Aims: The aim of this study was to develop a deep learning model for classifying frames with versus without optical coherence tomography (OCT)-derived thin-cap fibroatheroma (TCFA).
Methods and results: A total of 602 coronary lesions from 602 angina patients were randomised into training and test sets in a 4:1 ratio. A DenseNet model was developed to classify OCT frames with or without OCT-derived TCFA. Gradient-weighted class activation mapping was used to visualise the area of attention. In the training sample (35,678 frames of 480 lesions), the model with fivefold cross-validation had an overall accuracy of 91.6±1.7%, sensitivity of 88.7±3.4%, and specificity of 91.8±2.0% (averaged AUC=0.96±0.01) in predicting the presence of TCFA. In the test samples (9,722 frames of 122 lesions), the overall accuracy at the frame level was 92.8% within the lesion (AUC=0.96) and 91.3% in the entire OCT pullback. The correlation between the %TCFA burden per vessel predicted by the model compared with that identified by experts was significant (r=0.87, p<0.001).

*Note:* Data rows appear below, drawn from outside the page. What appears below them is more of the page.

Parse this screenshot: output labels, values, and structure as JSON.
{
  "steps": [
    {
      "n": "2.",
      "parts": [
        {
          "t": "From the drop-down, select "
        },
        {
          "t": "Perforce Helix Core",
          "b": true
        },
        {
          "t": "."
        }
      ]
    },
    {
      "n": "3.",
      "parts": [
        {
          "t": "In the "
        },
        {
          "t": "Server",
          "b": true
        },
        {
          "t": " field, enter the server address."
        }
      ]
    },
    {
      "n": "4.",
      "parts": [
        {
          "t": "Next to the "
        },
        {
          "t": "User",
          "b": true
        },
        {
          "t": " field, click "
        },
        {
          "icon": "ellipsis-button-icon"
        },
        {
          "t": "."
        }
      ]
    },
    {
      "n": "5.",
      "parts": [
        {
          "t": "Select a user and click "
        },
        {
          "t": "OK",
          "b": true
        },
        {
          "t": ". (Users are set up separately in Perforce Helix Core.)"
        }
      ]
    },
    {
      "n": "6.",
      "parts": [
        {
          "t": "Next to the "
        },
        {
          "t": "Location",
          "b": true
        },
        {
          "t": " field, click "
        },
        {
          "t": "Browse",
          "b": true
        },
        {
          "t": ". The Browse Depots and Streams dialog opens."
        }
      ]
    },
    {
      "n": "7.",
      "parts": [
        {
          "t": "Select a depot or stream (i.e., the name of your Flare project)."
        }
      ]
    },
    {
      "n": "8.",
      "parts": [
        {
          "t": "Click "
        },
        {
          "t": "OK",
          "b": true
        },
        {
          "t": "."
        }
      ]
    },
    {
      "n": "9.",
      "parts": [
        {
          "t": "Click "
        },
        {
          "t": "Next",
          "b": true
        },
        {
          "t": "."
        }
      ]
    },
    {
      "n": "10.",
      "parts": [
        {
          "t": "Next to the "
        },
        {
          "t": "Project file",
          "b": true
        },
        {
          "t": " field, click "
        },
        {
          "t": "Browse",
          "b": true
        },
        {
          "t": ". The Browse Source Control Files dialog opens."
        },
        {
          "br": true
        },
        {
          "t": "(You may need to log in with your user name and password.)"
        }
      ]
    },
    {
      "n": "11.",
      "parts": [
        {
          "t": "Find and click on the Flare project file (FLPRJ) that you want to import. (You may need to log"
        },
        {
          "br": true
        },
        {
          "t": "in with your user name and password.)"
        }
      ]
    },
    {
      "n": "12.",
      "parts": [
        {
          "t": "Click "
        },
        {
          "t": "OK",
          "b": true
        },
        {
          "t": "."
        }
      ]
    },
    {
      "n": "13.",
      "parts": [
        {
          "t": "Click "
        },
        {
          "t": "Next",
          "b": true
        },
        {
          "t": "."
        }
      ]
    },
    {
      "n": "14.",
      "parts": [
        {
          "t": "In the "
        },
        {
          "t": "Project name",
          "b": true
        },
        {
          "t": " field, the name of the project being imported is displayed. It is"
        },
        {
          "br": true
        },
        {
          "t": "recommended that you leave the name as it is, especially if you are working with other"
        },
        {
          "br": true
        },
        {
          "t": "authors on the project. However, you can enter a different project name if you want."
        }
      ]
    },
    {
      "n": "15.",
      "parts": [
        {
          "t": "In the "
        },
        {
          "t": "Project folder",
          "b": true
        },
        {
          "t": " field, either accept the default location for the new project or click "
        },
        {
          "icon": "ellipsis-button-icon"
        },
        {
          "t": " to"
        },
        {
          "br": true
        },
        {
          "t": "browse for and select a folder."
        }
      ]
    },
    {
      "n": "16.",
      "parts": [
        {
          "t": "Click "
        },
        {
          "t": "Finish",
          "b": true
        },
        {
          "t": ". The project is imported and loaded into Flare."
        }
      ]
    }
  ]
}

The region of attention was localised at the site of the thin cap in 93.4% of TCFA-containing frames. Total computational time per pullback was 2.1±0.3 seconds.
Conclusions: A deep learning algorithm can accurately detect an OCT-TCFA with high reproducibility. The time-saving computerised process may assist clinicians to recognise high-risk lesions easily and to make decisions in the catheterisation laboratory.